3. Hybrid Instruments:

Combining two or more different financial instruments creates hybrid financial instruments. Convertible debentures are hybrid investments. They can be changed into equity shares after a certain period. 

This type of security can be obtained as debt or loan securities. It offers many advantages for your portfolio.

Convertible Debentures can be converted into equity shares after a set time. They also serve as principal debt security.

Functions of Secondary Market

The main functions of secondary markets are as follows:

Acts as a Reliable Source – Secondary markets check a company’s value before listing it on their trade list. As a result, investors can be assured that they are purchasing from a trusted source.

Trading Platform – Stock exchanges offer investors a platform to trade securities, including stocks, bonds, and more. This happens without the involvement of the issuing companies.

Supports Active Trading You can trade anytime.
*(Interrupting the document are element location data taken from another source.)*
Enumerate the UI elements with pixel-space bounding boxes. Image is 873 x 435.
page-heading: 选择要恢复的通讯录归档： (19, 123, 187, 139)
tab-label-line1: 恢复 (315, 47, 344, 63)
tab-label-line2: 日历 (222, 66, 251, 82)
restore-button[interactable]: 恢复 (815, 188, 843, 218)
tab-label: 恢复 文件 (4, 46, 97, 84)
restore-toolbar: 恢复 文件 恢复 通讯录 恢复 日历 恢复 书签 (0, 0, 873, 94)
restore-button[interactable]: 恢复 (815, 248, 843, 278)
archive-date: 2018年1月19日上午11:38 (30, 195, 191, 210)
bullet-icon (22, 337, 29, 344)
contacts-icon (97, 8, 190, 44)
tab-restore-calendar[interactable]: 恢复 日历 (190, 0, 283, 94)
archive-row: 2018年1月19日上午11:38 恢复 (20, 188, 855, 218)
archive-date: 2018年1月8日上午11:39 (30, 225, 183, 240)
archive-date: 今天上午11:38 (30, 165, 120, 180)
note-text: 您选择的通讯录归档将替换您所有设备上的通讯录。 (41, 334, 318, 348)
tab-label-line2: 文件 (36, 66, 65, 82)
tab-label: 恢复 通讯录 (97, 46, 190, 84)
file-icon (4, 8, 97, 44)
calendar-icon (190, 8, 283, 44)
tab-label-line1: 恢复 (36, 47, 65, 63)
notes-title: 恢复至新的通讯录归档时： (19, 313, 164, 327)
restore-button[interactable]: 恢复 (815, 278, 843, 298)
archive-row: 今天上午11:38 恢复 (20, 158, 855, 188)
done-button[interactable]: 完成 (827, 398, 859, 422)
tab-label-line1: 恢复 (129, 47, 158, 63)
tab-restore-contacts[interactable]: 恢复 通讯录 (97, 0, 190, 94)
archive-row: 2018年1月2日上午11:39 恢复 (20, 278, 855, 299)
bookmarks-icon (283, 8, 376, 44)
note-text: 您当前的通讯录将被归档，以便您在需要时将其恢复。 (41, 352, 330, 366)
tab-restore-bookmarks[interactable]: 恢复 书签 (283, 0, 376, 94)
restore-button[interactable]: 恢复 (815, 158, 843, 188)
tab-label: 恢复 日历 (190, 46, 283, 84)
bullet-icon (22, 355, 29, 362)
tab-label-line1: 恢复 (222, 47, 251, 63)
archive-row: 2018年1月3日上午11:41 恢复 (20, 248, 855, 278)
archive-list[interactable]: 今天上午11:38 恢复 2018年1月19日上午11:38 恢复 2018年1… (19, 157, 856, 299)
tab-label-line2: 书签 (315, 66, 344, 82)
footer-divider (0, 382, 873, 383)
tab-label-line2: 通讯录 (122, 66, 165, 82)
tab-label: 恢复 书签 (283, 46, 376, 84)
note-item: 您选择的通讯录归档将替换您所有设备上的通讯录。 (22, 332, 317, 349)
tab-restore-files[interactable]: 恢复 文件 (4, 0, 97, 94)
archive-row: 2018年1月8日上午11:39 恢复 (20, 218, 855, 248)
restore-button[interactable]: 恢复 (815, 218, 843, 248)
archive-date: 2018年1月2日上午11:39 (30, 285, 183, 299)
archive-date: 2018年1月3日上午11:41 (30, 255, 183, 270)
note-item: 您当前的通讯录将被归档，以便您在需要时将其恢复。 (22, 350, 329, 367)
The market allows quick buying and selling, and prices change little across many trades.

Creates Liquidity – Investors can sell their shares on a trading platform, and you can sell the securities you own on various stock markets.

Market Valuation Data – Investors can use it to estimate how many securities they have bought. They do this using secondary market values.

Easy Share Exchange – Investors can quickly sell their holdings for cash on the secondary market.

Maintaining Fair Stock Value – Secondary markets are benchmarks for pricing assets. They are based on demand and supply in transactions. The price is public, and investors can use it to make decisions.

Indicator of a Country’s Economy – It bridges investment and savings. It shows a country’s economic health.

Advantages of the Secondary Market:

  • Liquidity: Facilitates swift security transactions.
  • Price Discovery: Sets fair prices grounded on market demand and supply.
  • Facilitates Trading: Enables trading independently of issuing companies.
  • Promotes Diversification: Enhances risk management through investment spread.
  • Capital Formation: Uphold’s continuous investment flow for economic growth.
  • Exit Gateway: Allows easy investment adjustment or withdrawal based on market shifts.

Disadvantages of the Secondary Market

  • Price Fluctuations: Exposes investors to volatile price changes.
  • Time-Consuming: Transaction processing can be lengthy due to documentation.
  • Government Policies: Regulatory interventions sometimes hamper trading activities.
  • High Brokerage Fees: Investors encounter substantial fees with each trade, diminishing profits.


The investments you make today will serve as a strong foundation for your future. The secondary market is a great place to invest. You can get a fair return there.

It makes stock trading easier and allows the exchange of securities for cash. It is advisable to use a fund manager’s services when investing in unstable situations.


  • Who are the participants in the Secondary market?

    Investors play in the secondary market. They include individuals, corporations, banks, brokers, and dealers. These figures conduct transactions. They involve various securities like stocks, bonds, mutual funds, and derivatives.

  • What types of securities are typically traded in the Secondary market?

    Fixed Income Instruments: Types such as debentures, bonds, and preference shares.

    Variable Income Instruments: These are investments where payments can vary, like stocks.

    Hybrid Instruments: Notable examples like convertible debentures that hold traits from both debt and equity.